Acquiring the Cablegate documents that have been released so far was a nightmare. It is amazing that these files are so difficult to find and sort, seeing as the cables have been mentioned on the Internet and in the media so frequently. My first attempt at downloading the cables started from the link posted on one of my classes webpages, which lead me to a page titled “The Secret US Embassy Cables”.
After scrolling around the subsequent pages, I noticed that the website actually allowed you to download all of its content in a single archive, which I assumed would be a .zip or .rar file. After clicking the link, it brought me to a 404 File not Found page. What I did notice, however, was that the URL ended in .torrent, meaning the single archive file is actually in .torrent form.
Since .torrent files are commonly used to share files, sometimes large files anonymously, I simply typed in the file name (cablegate-201101132206.7z.torrent) into Google. The search brought back no promising results, bringing back sketchy websites that require you to pay to access the file. No thanks.

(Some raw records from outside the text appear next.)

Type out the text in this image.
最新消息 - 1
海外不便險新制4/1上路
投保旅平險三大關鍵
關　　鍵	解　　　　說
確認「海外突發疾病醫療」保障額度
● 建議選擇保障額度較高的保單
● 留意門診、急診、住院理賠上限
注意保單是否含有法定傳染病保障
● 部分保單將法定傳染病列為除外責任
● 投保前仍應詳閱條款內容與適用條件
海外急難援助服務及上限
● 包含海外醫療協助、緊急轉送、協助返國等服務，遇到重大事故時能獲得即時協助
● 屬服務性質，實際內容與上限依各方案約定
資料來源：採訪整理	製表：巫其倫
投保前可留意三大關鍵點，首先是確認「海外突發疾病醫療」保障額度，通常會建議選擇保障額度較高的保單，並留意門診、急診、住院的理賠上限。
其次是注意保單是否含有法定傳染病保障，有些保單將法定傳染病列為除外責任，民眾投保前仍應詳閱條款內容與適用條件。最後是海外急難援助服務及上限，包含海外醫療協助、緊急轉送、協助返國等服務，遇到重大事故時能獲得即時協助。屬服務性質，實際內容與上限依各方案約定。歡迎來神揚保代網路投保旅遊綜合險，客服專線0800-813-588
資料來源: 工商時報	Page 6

I then searched for the .torrent file directly on The Pirate Bay, and again the search brought back no results. I then searched “Cablegate” on The Pirate Bay, which brought back 148 files. It seemed that ~5MB files were being uploaded daily from anonymous users. I then torrented all the files that were available (2010/11/28 – 2011/01/08) using Transmission.
The files downloaded incredibly quickly, but were compressed with a .7z file extension. I then downloaded The Unarchiver, which is an archive utility for Mac OSX. The files uncompressed easily and the entire process of downloading the torrents and then unarchiving them took approximately fifteen minutes. I then dumped all the files into a folder. The folder totalled 6.45 GB, which seems huge for a bunch of .html/text files. The total number of files in the folder equates to a whopping 167,214 files, which is odd seeing as only 2428 cables have been released as of today, January 16th 2011.
The files are formatted in .html and occasionally .txt, and are labelled with numbers (cablegate-201012041409). This is extremely frustrating because you cannot search using keywords. When I searched the title TERRORISM FINANCE: REQUEST FOR POSTS ASSISTANCE, which is the title of a cable on the Cable Viewer, Mac OSX returned 132 results.
Clearly, these files seem to be in no organizational or hierarchical structure, and are not properly searchable. In order to use these files, they need to be sorted through, renamed, and formatted in a way that allows for easy viewing. The Guardian has sorted the cables using Google Fusion Tables, but does not allow users to actually read the cables.
To sum up, trying to access these files was difficult since the link to the Wikileaks full site archive is broken. Once downloaded through torrents, the files are difficult to read and use as there is not a suitable way to search through the documents.